Source: Charleston Gazette-Mail

The heartbreaking effects of market forces and a federal regulatory onslaught on Appalachia stretch far beyond discouraging headlines about lost mining and energy jobs and mounting budget pressures from declining severance tax revenue.

Just look at Boone County, where about 40 school district employees resigned amid an ongoing budget crisis triggered by the state’s economic downturn and losses in energy-related property tax value.

The positions now left vacant include assistant principals, teachers, coaches and special education teachers — positions formerly held by many of those our children looked up to.

Communities and hard-working families in West Virginia deserve a better future than this.

While it might be obvious, this is precisely why Consumer Energy Alliance recently launched the “Pipelines for America” campaign, which aims to educate families, households and small businesses across the nation about the increasing importance of U.S. energy infrastructure to their health, wallets and communities, and what it could mean for states like West Virginia hit hard by mining job losses.

Energy is a critical ingredient that powers literally every American industry — everything from agriculture and automotive to chemicals and steel.

When energy costs increase, it’s a direct hit on various sectors’ bottom lines. Price spikes in energy also act as a regressive tax for families, seniors living on fixed incomes and those with incomes below the poverty level.

Mountaineers know this better than most.

Despite the economic headwinds, West Virginia is blessed with low-cost affordable electricity and a vibrant manufacturing and industrial sector that stands to benefit from expanding pipeline infrastructure where large amounts of stranded Marcellus Shale gas need to get to marketplaces.

It also remains in position to be a key driver in the petrochemical manufacturing renaissance, and its strategic location is ideal from an infrastructure perspective.

Currently, there are six pipeline projects before the Federal Energy Regulatory Commission waiting approval that could produce $6 billion in economic investment, 18,000-plus jobs and more than $60 million in local property taxes, which could help communities like Boone County and school districts across the state put people back to work.

As an added bonus, the pipeline projects waiting approval would also transport West Virginia-produced energy through steel and construction materials made by West Virginia manufacturers and others in the Appalachian region.

Studies have repeatedly shown that pipelines are the most reliable, secure way to transport energy and bring it to market.

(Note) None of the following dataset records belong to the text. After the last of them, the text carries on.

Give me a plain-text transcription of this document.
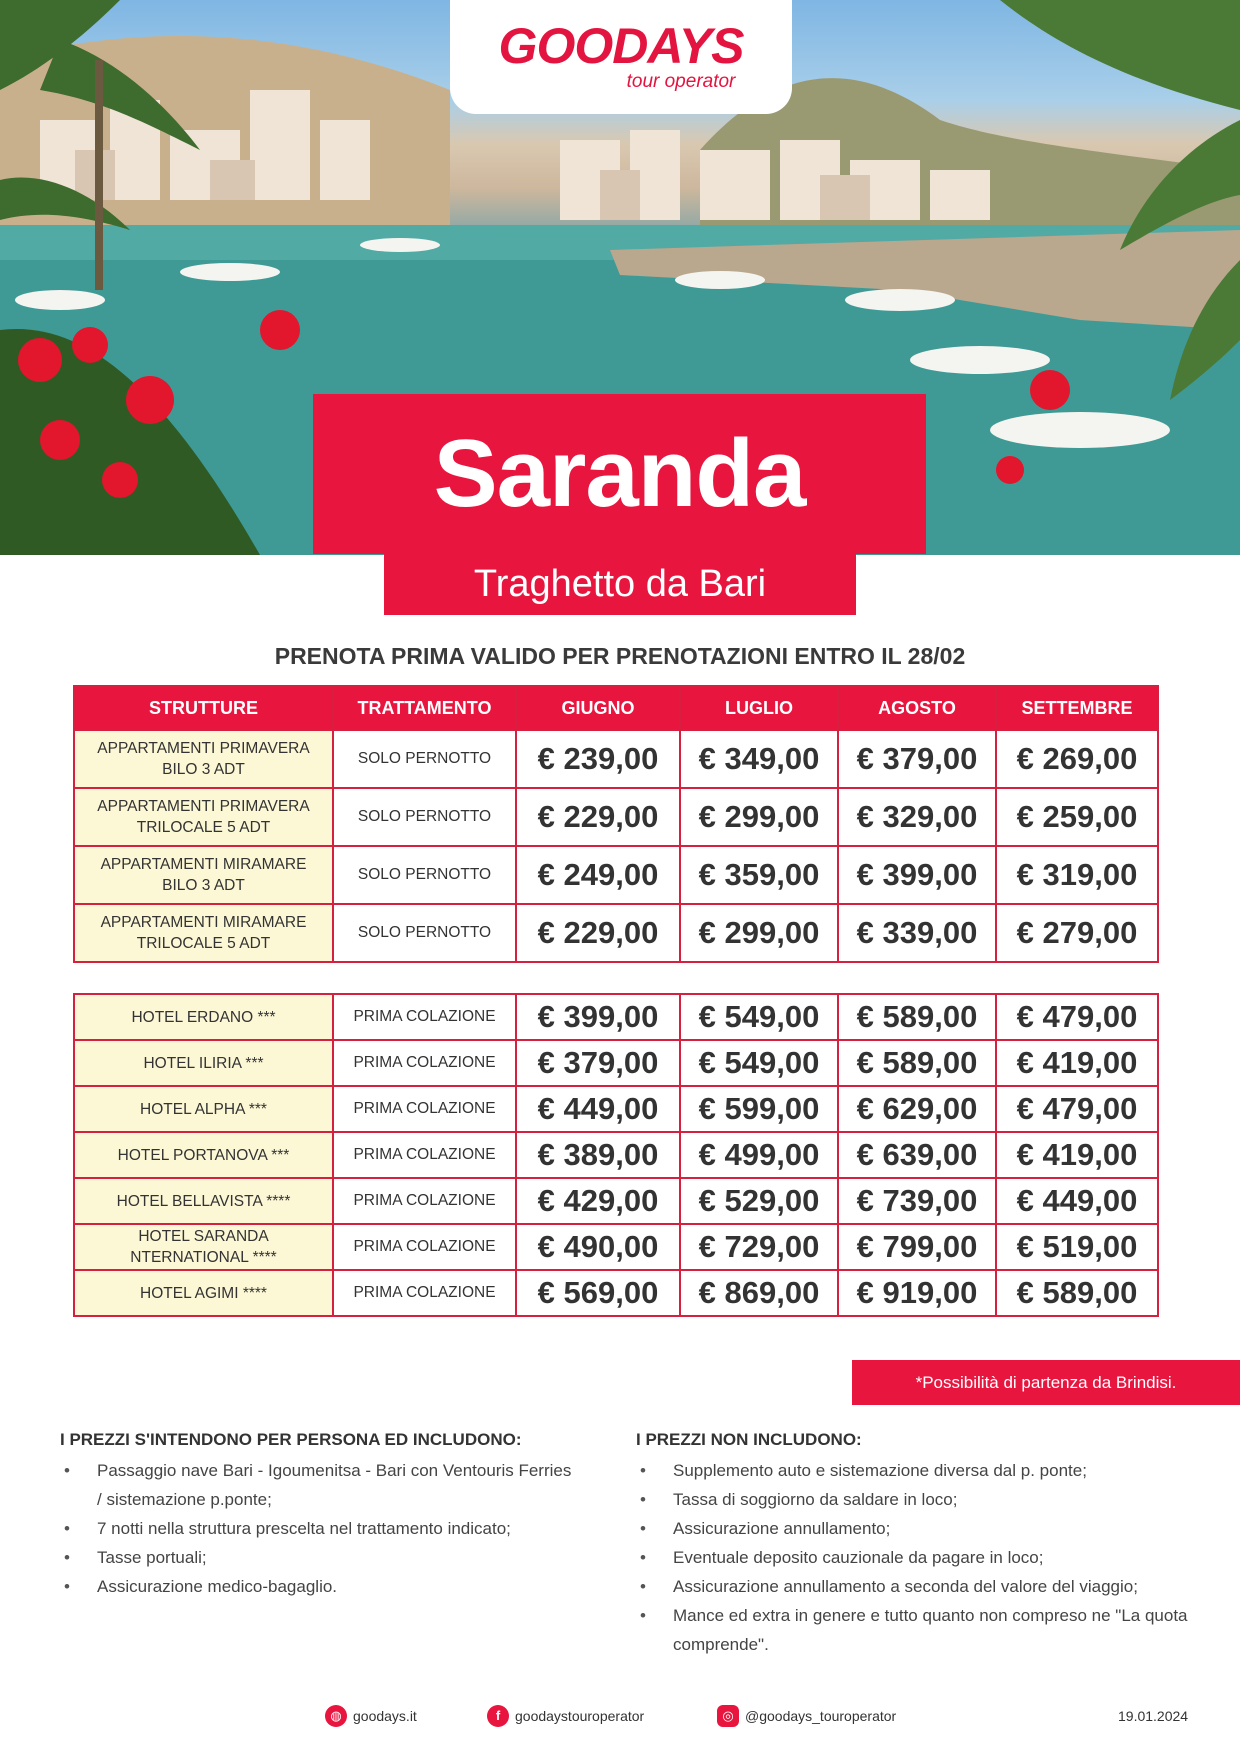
GOODAYS
tour operator
Saranda
Traghetto da Bari
PRENOTA PRIMA VALIDO PER PRENOTAZIONI ENTRO IL 28/02
STRUTTURE	TRATTAMENTO	GIUGNO	LUGLIO	AGOSTO	SETTEMBRE

APPARTAMENTI PRIMAVERA
BILO 3 ADT	SOLO PERNOTTO	€ 239,00	€ 349,00	€ 379,00	€ 269,00

APPARTAMENTI PRIMAVERA
TRILOCALE 5 ADT	SOLO PERNOTTO	€ 229,00	€ 299,00	€ 329,00	€ 259,00

APPARTAMENTI MIRAMARE
BILO 3 ADT	SOLO PERNOTTO	€ 249,00	€ 359,00	€ 399,00	€ 319,00

APPARTAMENTI MIRAMARE
TRILOCALE 5 ADT	SOLO PERNOTTO	€ 229,00	€ 299,00	€ 339,00	€ 279,00
HOTEL ERDANO ***	PRIMA COLAZIONE	€ 399,00	€ 549,00	€ 589,00	€ 479,00

HOTEL ILIRIA ***	PRIMA COLAZIONE	€ 379,00	€ 549,00	€ 589,00	€ 419,00

HOTEL ALPHA ***	PRIMA COLAZIONE	€ 449,00	€ 599,00	€ 629,00	€ 479,00

HOTEL PORTANOVA ***	PRIMA COLAZIONE	€ 389,00	€ 499,00	€ 639,00	€ 419,00

HOTEL BELLAVISTA ****	PRIMA COLAZIONE	€ 429,00	€ 529,00	€ 739,00	€ 449,00

HOTEL SARANDA
NTERNATIONAL ****	PRIMA COLAZIONE	€ 490,00	€ 729,00	€ 799,00	€ 519,00

HOTEL AGIMI ****	PRIMA COLAZIONE	€ 569,00	€ 869,00	€ 919,00	€ 589,00
*Possibilità di partenza da Brindisi.
I PREZZI S'INTENDONO PER PERSONA ED INCLUDONO:
• Passaggio nave Bari - Igoumenitsa - Bari con Ventouris Ferries / sistemazione p.ponte;
• 7 notti nella struttura prescelta nel trattamento indicato;
• Tasse portuali;
• Assicurazione medico-bagaglio.
I PREZZI NON INCLUDONO:
• Supplemento auto e sistemazione diversa dal p. ponte;
• Tassa di soggiorno da saldare in loco;
• Assicurazione annullamento;
• Eventuale deposito cauzionale da pagare in loco;
• Assicurazione annullamento a seconda del valore del viaggio;
• Mance ed extra in genere e tutto quanto non compreso ne "La quota comprende".
◍ goodays.it	f	goodaystouroperator	◎ @goodays_touroperator	19.01.2024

And they’re only getting safer. Per reports, operators are hard at work creating, practicing and improving new methods for inspecting, monitoring, building and performing preventive maintenance while also enacting new systems for managing pipeline safety programs.

You’d think these overwhelming benefits would make siting and approving pipeline projects a no-brainer.

Unfortunately, a small group of vocal activists who are part of the “Keep it in the Ground” movement are determined to stop energy development across the country regardless of any safety or regulatory stringency or its adverse economic impact.

Celebrities like Shailene Woodley, Rosario Dawson and Karenna Gore, and the various groups they finance, are good at using their names to make headlines by rallying against energy production and pipelines, but they aren’t concerned with your local tax base, utility bills or what energy development could mean for you, your community or West Virginia.

Now more than ever, the people of Appalachia need their local, state and national leaders to embrace an all-of-the-above energy policy that maintains the Mountain State’s illustrious energy equilibrium — starting with getting some badly needed new pipeline projects approved and in the ground.

Brydon Ross is vice president of state affairs for the Consumer Energy Alliance.